# Macbook Pro flashing black screen



## meikana3 (Feb 20, 2014)

Hello!
I am having problems with my Macbook Pro flashing black periodically. Also, today when I tried to boot it I got a black screen. I heard the reboot sound and could turn the caps on to see that the light worked but it remained black for quite some time. With a random combination of holding shift on startup, holding opt command p r, etc I got it to show the screen. I am actually not sure what I did to make it work. Now it is constantly flashing the black, sometimes dimming to dark gray where I cannot see enough to actually do work. 

MacBook Pro 13", Mid 2012
Processor 2.5 GHz Intel Core i5
Memory 4 GB 1600 MHz DDR3
Graphics Intel HD Graphics 4000 512 MB
Software OS X 10.8.5 (12F45)

I have yet to upgrade to Mavericks. I don't know if this would help or not. Please help!

Thanks.


----------



## meikana3 (Feb 20, 2014)

Can anyone help? Should I move this to a different forum?


----------



## Headrush (Feb 9, 2005)

Highly unlikely upgrading to Mavericks will help.

How often does this occur? Every boot?
Does resetting the SMC help? ( http://support.apple.com/kb/HT3964?viewlocale=en_US&locale=en_US )

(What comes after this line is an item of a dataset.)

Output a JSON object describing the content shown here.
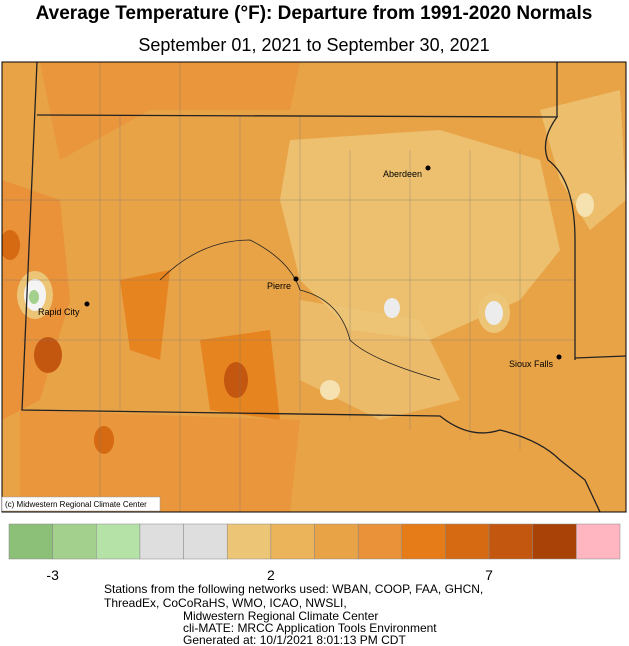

Otherwise, sounds like possible hardware issue, you might have to take to an Apple Store.


----------



## meikana3 (Feb 20, 2014)

It has been occurring with every boot or when I try to wake it from sleep mode. I have tried to do the SMC reset and it was unsuccessful. Unfortunately I do not live in the US and cannot easily take it to an Apple Store. I was hoping someone on here could help me out.


----------